Dynamodb-Specific Remediation in Echo Go — concrete code fixes

To secure Echo Go applications that use DynamoDB, isolate data from command execution. Prefer structured APIs over shell invocation, and when shell usage is unavoidable, rigorously validate and escape all DynamoDB-derived values.

1. Avoid shell invocation entirely

Use the DynamoDB SDK directly instead of shelling out to command-line tools. This eliminates injection by removing the shell as an interpreter layer.

import (
	"context"
	"github.com/aws/aws-sdk-go-v2/aws"
	"github.com/aws/aws-sdk-go-v2/config"
	"github.com/aws/aws-sdk-go-v2/service/dynamodb"
	"github.com/aws/aws-sdk-go-v2/service/dynamodb/types"
)

func getItem(ctx context.Context, tableName, keyValue string) (map[string]types.AttributeValue, error) {
	cfg, err := config.LoadDefaultConfig(ctx)
	if err != nil {
		return nil, err
	}
	client := dynamodb.NewFromConfig(cfg)
	out, err := client.GetItem(ctx, &dynamodb.GetItemInput{
		TableName: aws.String(tableName),
		Key: map[string]types.AttributeValue{
			"id": &types.AttributeValueMemberS{Value: keyValue},
		},
	})
	if err != nil {
		return nil, err
	}
	return out.Item, nil
}

2. If you must use exec, enforce strict allowlists and avoid the shell

When constructing commands is unavoidable, pass arguments directly to exec.Command without a shell, and validate each DynamoDB-derived token against a strict pattern.

import (
	"os/exec"
	"regexp"
)

var safeName = regexp.MustCompile(`^[a-zA-Z0-9_.-]{1,64}$`)

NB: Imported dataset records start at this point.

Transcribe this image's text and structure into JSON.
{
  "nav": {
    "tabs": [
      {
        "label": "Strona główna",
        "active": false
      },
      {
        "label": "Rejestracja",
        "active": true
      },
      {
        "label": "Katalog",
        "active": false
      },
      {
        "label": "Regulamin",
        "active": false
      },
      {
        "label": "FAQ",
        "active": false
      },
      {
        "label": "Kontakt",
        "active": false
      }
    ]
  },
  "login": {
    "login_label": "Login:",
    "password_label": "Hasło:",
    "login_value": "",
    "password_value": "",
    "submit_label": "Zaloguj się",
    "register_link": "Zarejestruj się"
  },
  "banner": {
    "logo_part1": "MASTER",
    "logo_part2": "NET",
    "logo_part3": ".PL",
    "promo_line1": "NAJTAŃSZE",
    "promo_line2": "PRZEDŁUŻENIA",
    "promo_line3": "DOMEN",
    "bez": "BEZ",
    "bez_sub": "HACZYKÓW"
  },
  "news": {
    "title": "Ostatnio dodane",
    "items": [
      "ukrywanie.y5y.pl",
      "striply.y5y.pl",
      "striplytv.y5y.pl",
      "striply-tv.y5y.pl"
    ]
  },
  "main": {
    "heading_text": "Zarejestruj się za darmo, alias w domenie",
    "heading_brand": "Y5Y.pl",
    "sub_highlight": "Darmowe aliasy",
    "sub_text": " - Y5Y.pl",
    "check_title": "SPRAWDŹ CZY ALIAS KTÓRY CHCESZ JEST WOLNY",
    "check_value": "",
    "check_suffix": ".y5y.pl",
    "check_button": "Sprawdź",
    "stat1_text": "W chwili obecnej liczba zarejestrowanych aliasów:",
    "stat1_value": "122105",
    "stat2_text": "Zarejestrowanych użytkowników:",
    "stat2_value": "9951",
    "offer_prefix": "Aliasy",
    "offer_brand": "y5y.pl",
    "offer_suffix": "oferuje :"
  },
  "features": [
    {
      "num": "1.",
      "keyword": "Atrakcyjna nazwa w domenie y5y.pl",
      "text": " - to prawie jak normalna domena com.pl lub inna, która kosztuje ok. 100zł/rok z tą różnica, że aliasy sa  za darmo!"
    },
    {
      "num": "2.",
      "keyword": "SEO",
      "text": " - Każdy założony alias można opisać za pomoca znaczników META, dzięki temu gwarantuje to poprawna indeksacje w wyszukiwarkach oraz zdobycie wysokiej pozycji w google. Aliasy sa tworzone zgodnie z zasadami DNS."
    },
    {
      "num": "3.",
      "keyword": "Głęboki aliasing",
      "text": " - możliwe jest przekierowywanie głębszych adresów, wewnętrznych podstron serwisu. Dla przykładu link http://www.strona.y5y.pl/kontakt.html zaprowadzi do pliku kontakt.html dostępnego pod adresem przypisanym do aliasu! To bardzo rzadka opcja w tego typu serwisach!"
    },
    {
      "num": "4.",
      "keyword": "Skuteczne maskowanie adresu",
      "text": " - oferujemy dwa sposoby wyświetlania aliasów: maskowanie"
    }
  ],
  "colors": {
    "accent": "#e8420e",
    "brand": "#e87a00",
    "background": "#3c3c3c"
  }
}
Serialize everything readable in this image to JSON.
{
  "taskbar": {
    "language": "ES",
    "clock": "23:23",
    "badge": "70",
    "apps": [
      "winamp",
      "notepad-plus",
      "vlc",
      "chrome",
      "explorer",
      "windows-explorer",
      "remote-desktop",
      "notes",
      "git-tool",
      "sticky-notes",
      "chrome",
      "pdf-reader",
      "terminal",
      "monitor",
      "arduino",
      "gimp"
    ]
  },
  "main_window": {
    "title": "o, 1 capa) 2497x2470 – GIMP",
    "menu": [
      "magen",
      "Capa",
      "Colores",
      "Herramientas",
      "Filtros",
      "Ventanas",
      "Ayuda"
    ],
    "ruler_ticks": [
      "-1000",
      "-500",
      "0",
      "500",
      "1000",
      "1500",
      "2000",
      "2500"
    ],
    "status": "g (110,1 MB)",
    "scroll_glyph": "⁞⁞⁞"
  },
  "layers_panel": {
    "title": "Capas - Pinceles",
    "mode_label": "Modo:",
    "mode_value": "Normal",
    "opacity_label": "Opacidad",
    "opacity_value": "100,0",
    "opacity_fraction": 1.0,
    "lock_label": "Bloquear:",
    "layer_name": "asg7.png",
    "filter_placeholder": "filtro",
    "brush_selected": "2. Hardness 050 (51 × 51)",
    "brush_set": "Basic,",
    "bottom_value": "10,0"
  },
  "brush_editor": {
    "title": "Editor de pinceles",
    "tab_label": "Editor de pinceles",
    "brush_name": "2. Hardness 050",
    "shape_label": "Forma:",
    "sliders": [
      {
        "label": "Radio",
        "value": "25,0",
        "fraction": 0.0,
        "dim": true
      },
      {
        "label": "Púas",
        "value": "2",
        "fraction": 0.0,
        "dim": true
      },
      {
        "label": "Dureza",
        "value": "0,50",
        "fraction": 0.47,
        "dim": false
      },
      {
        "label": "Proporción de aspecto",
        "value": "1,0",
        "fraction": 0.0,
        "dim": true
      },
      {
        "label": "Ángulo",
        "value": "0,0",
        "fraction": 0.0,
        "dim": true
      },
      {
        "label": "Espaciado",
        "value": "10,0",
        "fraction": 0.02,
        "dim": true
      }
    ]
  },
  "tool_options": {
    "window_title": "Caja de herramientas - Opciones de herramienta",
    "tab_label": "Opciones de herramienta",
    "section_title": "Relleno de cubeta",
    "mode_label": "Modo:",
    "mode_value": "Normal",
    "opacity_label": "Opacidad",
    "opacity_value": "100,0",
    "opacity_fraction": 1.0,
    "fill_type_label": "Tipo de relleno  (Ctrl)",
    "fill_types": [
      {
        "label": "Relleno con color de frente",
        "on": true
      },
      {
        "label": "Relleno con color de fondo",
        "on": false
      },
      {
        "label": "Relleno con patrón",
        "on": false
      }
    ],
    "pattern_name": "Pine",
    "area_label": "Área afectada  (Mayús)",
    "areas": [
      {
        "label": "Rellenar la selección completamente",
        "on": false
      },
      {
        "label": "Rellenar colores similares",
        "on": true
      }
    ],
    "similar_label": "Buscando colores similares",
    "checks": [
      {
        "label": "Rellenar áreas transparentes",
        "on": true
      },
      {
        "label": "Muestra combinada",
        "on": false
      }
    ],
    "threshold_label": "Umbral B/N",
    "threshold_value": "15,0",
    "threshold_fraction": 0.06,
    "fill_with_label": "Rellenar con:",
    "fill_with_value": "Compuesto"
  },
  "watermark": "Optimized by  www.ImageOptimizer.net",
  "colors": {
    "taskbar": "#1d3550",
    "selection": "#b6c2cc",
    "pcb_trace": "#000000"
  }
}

func runReport(name string) error {
	if !safeName.MatchString(name) {
		return fmt.Errorf("invalid report name")
	}
	cmd := exec.Command("generate-report", "--name", name)
	cmd.Stdout = os.Stdout
	cmd.Stderr = os.Stderr
	return cmd.Run()
}

3. Normalize and escape if you must involve a shell

When shell features are required, use exec.Command with explicit quoting via the -c flag only after escaping, but prefer the approaches above.

import (
	"strings"
)

func shellSafe(s string) string {
	return strings.ReplaceAll(s, "'", "'\''")
}

4. Monitor and govern DynamoDB content

Apply tight IAM policies and use middleBrick scans on your endpoints to ensure that no route inadvertently exposes DynamoDB-derived fields in command-like parameters. Continuous monitoring helps detect anomalous writes to attributes that feed into runtime operations.

These steps ensure that DynamoDB remains a safe data layer and does not become a conduit for command execution vulnerabilities in your Echo Go service.

Related CWEs: inputValidation

CWE IDNameSeverity
CWE-20Improper Input Validation HIGH
CWE-22Path Traversal HIGH
CWE-74Injection CRITICAL
CWE-77Command Injection CRITICAL
CWE-78OS Command Injection CRITICAL
CWE-79Cross-site Scripting (XSS) HIGH
CWE-89SQL Injection CRITICAL
CWE-90LDAP Injection HIGH
CWE-91XML Injection HIGH
CWE-94Code Injection CRITICAL

Frequently Asked Questions

Can middleBrick detect Command Injection risks that involve DynamoDB data in Echo Go endpoints?
Yes. middleBrick scans the runtime attack surface without authentication and flags endpoints that construct commands using inputs that may originate from DynamoDB, including missing validation and shell usage.
Is it sufficient to sanitize input at the Echo Go handler, or should DynamoDB also be secured?
Both are necessary. Validate and escape all inputs in the handler, and apply least-privilege IAM policies and monitoring on DynamoDB to prevent unauthorized writes that could later be used in command construction.